Regeling vervallen per 01-01-2010

Verordening op de ambtelijke bijstand en de fractieondersteuning 2003

Geldend van 01-01-2003 t/m 31-12-2009

Intitulé

Verordening op de ambtelijke bijstand en de fractieondersteuning 2003

Gelet op het bepaalde in artikel 33 van de Gemeentewet.

Paragraaf 1 Ambtelijke bijstand

Artikel 1

  • 1.

    Een raadslid wendt zich tot de griffier of een ambtenaar met een verzoek om:

    • a.

      feitelijke informatie van geringe omvang;

    • b.

      inzage in of afschrift van documenten die openbaar zijn.

  • 2.

    Indien de ambtenaar twijfelt of het verzoek betrekking heeft op informatie, bedoeld onder het eerste lid, onderdeel a of b, stelt hij de secretaris daarvan in kennis. De secretaris beslist.

  • 3.

    Een raadslid wendt zich tot de griffier met een verzoek om bijstand bij het opstellen van voorstellen, amendementen en moties of andere bijstand.

  • 4.

    De bijstand, bedoeld in het derde lid, wordt verleend door de griffier of een medewerker van de griffie. Indien de gevraagde bijstand niet door de griffier of een medewerker van de griffie kan worden verleend, kan de griffier de secretaris verzoeken één of meer ambtenaren aan te wijzen, die de gevraagde bijstand zo spoedig mogelijk verlenen.

Artikel 2

  • 1.

    Een ambtenaar verleent op verzoek van de griffier of de secretaris ambtelijke bijstand, tenzij:

    • a.

      het raadslid niet aannemelijk heeft gemaakt dat de bijstand betrekking heeft op de werkzaamheden van de raad;

    • b.

      dit het belang van de gemeente kan schaden;

    • c.

      de hoeveelheid bijstand ten behoeve van het raadslid de grenzen van het redelijke overschrijdt.

  • 2.

    De secretaris beoordeelt of ambtelijke bijstand op grond van het eerste lid geweigerd wordt.

  • 3.

    Indien de bijstand op grond van het eerste lid wordt geweigerd, deelt de secretaris dit schriftelijk met redenen omkleed mee aan de griffier en aan het raadslid, dat het verzoek heeft ingediend.

Artikel 3

Indien het verzoek om bijstand aan een ambtenaar door de secretaris wordt geweigerd, kan de griffier of het betrokken raadslid het verzoek voorleggen aan de burgemeester.
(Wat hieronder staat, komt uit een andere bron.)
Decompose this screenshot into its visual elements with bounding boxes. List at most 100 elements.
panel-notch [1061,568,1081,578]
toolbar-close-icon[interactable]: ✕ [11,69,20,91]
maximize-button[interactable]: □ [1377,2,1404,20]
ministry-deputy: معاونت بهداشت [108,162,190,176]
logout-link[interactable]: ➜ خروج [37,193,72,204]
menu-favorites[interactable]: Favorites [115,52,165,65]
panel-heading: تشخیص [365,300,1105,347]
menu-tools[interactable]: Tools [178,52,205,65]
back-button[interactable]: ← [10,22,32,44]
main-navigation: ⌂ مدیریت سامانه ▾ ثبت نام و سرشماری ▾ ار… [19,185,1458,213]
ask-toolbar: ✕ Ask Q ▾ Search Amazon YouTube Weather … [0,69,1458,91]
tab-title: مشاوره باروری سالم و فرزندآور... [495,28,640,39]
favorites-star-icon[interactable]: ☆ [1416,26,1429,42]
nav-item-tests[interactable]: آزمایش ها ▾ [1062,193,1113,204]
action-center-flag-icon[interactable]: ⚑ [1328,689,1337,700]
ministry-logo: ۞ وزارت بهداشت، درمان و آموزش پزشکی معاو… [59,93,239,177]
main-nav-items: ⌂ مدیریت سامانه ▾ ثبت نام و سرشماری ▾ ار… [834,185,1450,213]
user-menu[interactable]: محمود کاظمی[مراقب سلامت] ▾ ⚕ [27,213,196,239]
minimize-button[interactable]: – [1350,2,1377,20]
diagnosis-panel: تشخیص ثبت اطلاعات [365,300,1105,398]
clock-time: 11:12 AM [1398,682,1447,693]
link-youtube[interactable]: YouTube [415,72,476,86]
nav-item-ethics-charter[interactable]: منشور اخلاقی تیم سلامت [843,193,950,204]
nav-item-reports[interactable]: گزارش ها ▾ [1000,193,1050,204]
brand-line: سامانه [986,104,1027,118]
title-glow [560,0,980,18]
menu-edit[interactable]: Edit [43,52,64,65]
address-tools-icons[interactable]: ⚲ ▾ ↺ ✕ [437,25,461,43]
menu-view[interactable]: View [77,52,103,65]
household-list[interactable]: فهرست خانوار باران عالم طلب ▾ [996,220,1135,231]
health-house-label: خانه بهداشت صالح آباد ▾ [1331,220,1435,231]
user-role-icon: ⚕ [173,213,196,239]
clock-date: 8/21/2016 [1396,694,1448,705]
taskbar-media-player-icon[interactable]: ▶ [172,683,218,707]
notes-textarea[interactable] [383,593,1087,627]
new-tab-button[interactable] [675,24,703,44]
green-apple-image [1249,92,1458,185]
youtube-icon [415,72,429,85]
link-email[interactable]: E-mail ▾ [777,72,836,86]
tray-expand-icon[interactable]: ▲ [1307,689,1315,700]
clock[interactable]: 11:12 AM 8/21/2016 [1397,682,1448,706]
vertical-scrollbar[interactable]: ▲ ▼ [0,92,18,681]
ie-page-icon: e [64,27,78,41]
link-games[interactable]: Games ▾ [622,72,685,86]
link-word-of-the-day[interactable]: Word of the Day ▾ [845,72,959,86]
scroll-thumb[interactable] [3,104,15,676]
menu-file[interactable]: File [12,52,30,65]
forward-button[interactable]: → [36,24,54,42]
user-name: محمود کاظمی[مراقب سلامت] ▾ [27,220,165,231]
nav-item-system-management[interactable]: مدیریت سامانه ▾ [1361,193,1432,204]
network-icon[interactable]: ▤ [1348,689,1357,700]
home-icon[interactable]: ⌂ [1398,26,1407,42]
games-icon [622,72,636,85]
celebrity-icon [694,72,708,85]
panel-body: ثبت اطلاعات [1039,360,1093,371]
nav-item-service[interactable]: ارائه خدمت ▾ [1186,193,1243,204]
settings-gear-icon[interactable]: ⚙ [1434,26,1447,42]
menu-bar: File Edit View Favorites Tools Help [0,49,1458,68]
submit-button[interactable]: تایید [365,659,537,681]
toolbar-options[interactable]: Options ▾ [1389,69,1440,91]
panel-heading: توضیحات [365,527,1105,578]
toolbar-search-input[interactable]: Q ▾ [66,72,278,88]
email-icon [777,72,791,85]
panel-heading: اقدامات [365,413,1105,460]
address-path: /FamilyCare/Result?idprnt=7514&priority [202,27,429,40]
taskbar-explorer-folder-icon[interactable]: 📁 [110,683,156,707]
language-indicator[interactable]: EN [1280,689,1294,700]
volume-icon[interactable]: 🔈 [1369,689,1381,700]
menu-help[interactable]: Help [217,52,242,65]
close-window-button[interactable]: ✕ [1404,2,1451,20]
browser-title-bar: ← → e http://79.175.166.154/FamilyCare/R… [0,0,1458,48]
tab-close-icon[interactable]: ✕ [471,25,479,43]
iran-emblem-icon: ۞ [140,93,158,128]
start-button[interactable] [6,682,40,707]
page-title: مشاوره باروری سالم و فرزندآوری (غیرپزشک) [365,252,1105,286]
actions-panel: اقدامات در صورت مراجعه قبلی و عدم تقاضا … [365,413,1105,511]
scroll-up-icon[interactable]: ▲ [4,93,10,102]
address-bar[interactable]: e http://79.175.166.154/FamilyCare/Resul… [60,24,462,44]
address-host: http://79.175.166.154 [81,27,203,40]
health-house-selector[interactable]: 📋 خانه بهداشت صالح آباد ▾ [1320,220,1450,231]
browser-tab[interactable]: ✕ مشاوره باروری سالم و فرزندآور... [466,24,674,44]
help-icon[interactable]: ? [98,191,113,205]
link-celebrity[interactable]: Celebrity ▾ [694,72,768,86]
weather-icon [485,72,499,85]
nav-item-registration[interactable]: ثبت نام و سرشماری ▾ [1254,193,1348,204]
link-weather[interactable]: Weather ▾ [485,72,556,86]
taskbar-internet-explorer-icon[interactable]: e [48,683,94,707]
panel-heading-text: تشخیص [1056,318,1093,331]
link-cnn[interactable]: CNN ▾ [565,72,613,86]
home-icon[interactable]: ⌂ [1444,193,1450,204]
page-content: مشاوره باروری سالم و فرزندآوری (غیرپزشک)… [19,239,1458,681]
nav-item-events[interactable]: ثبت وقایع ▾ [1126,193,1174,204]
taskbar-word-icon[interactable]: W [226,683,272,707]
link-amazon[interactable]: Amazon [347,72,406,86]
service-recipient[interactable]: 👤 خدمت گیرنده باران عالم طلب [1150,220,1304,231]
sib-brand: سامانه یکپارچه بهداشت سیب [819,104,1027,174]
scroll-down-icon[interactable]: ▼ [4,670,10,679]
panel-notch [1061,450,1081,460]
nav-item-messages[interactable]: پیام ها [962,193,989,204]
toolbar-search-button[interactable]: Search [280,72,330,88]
De burgemeester beslist zo spoedig mogelijk over het verzoek.

Artikel 4

  • 1.

    Indien een raadslid niet tevreden is over de verleende bijstand, kan hij de zaak aan de griffier voorleggen.

  • 2.

    Indien het bijstand betreft, die door een ambtenaar is gegeven, bespreekt de griffier de zaak met de secretaris en deelt hij de uitkomst van het overleg aan het raadslid mee.

  • 3.

    Indien overleg met de secretaris niet leidt tot een voor beide partijen bevredigende oplossing, leggen zij de zaak voor aan de burgemeester. De burgemeester beslist zo spoedig mogelijk over de zaak.

Artikel 5

  • 1.

    Elk raadslid heeft recht op ambtelijke bijstand, als bedoeld in artikel 1.

  • 2.

    De secretaris houdt een register van de verleende ambtelijke bijstand, als bedoeld in artikel 1, derde lid, bij, waarin per verzoek om bijstand aan de reguliere ambtelijke organisatie wordt opgenomen:

    • a.

      welk raadslid om bijstand heeft verzocht;

    • b.

      over welk onderwerp om bijstand is verzocht;

    • c.

      welke ambtenaar de bijstand heeft verleend;

    • d.

      hoeveel tijd het verlenen van de bijstand heeft gekost;

    • e.

      de reden waarom een verzoek is geweigerd.

Artikel 6

De secretaris verstrekt de desbetreffende portefeuillehouder in het college desgewenst een afschrift van het verzoek uit het register.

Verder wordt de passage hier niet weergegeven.